INTEGRATING PEER REVIEW AND PEER FEEDBACK WITH STRATEGIES TO IMPROVE STUDENT ENGAGEMENT WITH PRIMARY RESEARCH LITERATURE
1 Canterbury Christ Church University, Department of Geographical and Life Sciences (UNITED KINGDOM)
2 University of Vigo, Faculty of Sciences (SPAIN)
About this paper:
Appears in:
ICERI2012 Proceedings
Publication year: 2012
Pages: 1318-1322
ISBN: 978-84-616-0763-1
ISSN: 2340-1095
Conference name: 5th International Conference of Education, Research and Innovation
Dates: 19-21 November, 2012
Location: Madrid, Spain
Abstract:
There is increasing interest in peer review and feedback as tools to enhance students’ active participation in the assessment process [1]. Peer review and feedback, also called peer assessment, involves students looking at each other's work and assessing it against pre-agreed criteria.
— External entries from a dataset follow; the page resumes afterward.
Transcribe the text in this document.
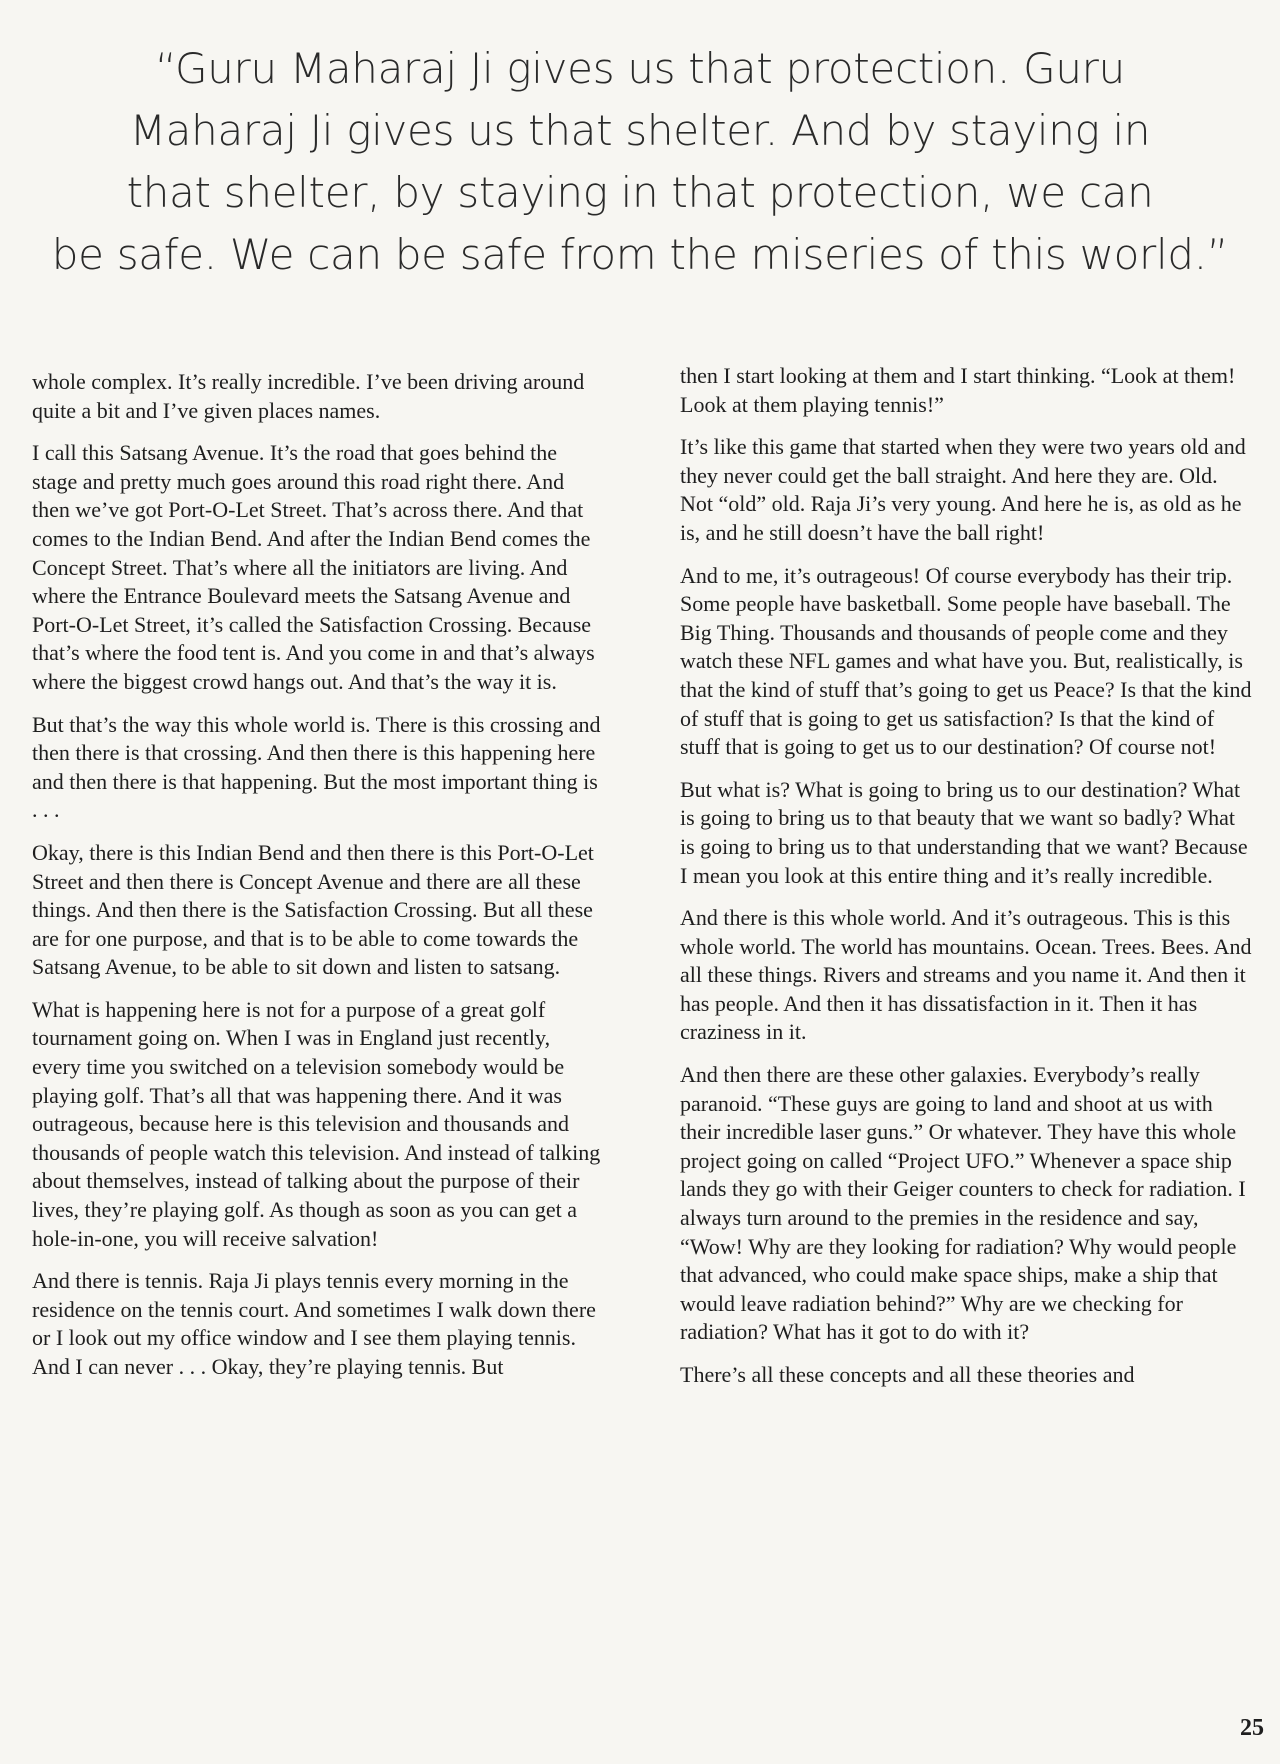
“Guru Maharaj Ji gives us that protection. Guru
Maharaj Ji gives us that shelter. And by staying in
that shelter, by staying in that protection, we can
be safe. We can be safe from the miseries of this world.”

whole complex. It’s really incredible. I’ve been driving around quite a bit and I’ve given places names.

I call this Satsang Avenue. It’s the road that goes behind the stage and pretty much goes around this road right there. And then we’ve got Port-O-Let Street. That’s across there. And that comes to the Indian Bend. And after the Indian Bend comes the Concept Street. That’s where all the initiators are living. And where the Entrance Boulevard meets the Satsang Avenue and Port-O-Let Street, it’s called the Satisfaction Crossing. Because that’s where the food tent is. And you come in and that’s always where the biggest crowd hangs out. And that’s the way it is.

But that’s the way this whole world is. There is this crossing and then there is that crossing. And then there is this happening here and then there is that happening. But the most important thing is . . .

Okay, there is this Indian Bend and then there is this Port-O-Let Street and then there is Concept Avenue and there are all these things. And then there is the Satisfaction Crossing. But all these are for one purpose, and that is to be able to come towards the Satsang Avenue, to be able to sit down and listen to satsang.

What is happening here is not for a purpose of a great golf tournament going on. When I was in England just recently, every time you switched on a television somebody would be playing golf. That’s all that was happening there. And it was outrageous, because here is this television and thousands and thousands of people watch this television. And instead of talking about themselves, instead of talking about the purpose of their lives, they’re playing golf. As though as soon as you can get a hole-in-one, you will receive salvation!

And there is tennis. Raja Ji plays tennis every morning in the residence on the tennis court. And sometimes I walk down there or I look out my office window and I see them playing tennis. And I can never . . . Okay, they’re playing tennis. But

then I start looking at them and I start thinking. “Look at them! Look at them playing tennis!”

It’s like this game that started when they were two years old and they never could get the ball straight. And here they are. Old. Not “old” old. Raja Ji’s very young. And here he is, as old as he is, and he still doesn’t have the ball right!

And to me, it’s outrageous! Of course everybody has their trip. Some people have basketball. Some people have baseball. The Big Thing. Thousands and thousands of people come and they watch these NFL games and what have you. But, realistically, is that the kind of stuff that’s going to get us Peace? Is that the kind of stuff that is going to get us satisfaction? Is that the kind of stuff that is going to get us to our destination? Of course not!

But what is? What is going to bring us to our destination? What is going to bring us to that beauty that we want so badly? What is going to bring us to that understanding that we want? Because I mean you look at this entire thing and it’s really incredible.

And there is this whole world. And it’s outrageous. This is this whole world. The world has mountains. Ocean. Trees. Bees. And all these things. Rivers and streams and you name it. And then it has people. And then it has dissatisfaction in it. Then it has craziness in it.

And then there are these other galaxies. Everybody’s really paranoid. “These guys are going to land and shoot at us with their incredible laser guns.” Or whatever. They have this whole project going on called “Project UFO.” Whenever a space ship lands they go with their Geiger counters to check for radiation. I always turn around to the premies in the residence and say, “Wow! Why are they looking for radiation? Why would people that advanced, who could make space ships, make a ship that would leave radiation behind?” Why are we checking for radiation? What has it got to do with it?

There’s all these concepts and all these theories and

25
Students then give each other feedback on the work. Peer assessment can be used both summatively and formatively. Peer feedback in a formative context allows students to benefit from an external view of their work, in a structured and constructive setting. Students internalise better the marking criteria, since they need to understand and apply the grading criteria in order to assess other students' work. They have the opportunity to observe how other students approach assignments, and to benchmark their own work. This last point can have benefits across the ability range. Poorly performing students can get a better understanding of the standard required. At the same time, students of greater ability get a better “feel” for the quality and value of their own work. As with any work, peer assessment activities need to be carefully designed to limit opportunities for plagiarism. However, if students are doing the same task on different primary research papers, then they cannot copy each other’s work. Moreover, as part of the assessment, they will need to engage with additional papers e.g. they will need to read and work with a paper to produce their own assignment, but will also need to think critically about one or more other papers during the assessment that they do.
This paper describes the way research and teaching have been integrated in the assessment for the undergraduate module Evolution, using formative peer review and feedback. Students were allocated a paper from a previously identified list of important papers in Evolutionary Biology and given appropriate instructions to write a précis of the paper in the style of a Nature' News and Views article. Students were also told that good work would be used to build up a “library” of level-appropriate summaries of key papers for future students. After work was handed in, students were asked to read and comment on two précis; this part of the process was conducted following a double blind peer-review structure. Work was then briefly scanned by the lecturer to ensure that comments were correct and appropriately detailed, with additional comments added as appropriate. This did not take long as most reviewers had been thorough and work was not, at this stage, being marked. Work was then returned to students with the comments and they were allowed to modify work as appropriate to deal with the reviewers' comments. Work was then handed in for the second time, with students submitting both the commented drafts and the final versions. Student feedback was gathered using an anonymous Assessment Experience Questionnaire (modelled on the one developed by [2]).
References:
[1] P. Orsmond (2004) Self- and peer-assessment, guidance on practice in the Bioscience, Teaching Bioscience Enhancing learning Series, The Higher Education Academy. Available from ftp://www.bioscience.heacademy.ac.uk/TeachingGuides/fulltext.pdf [7 June 2012]
[2] E. Brown, G. Gibbs and C. Glower (2003) Evaluation tools for investigating the impact of assessment regimes on student learning. Bioscience Education, 2:5. Available from http://www.bioscience.heacademy.ac.uk/journal/vol2/beej-2-5.aspx [7 June 2012]Keywords:
Research-Informed Teaching, research mindedness, teaching-research nexus, peer assessment.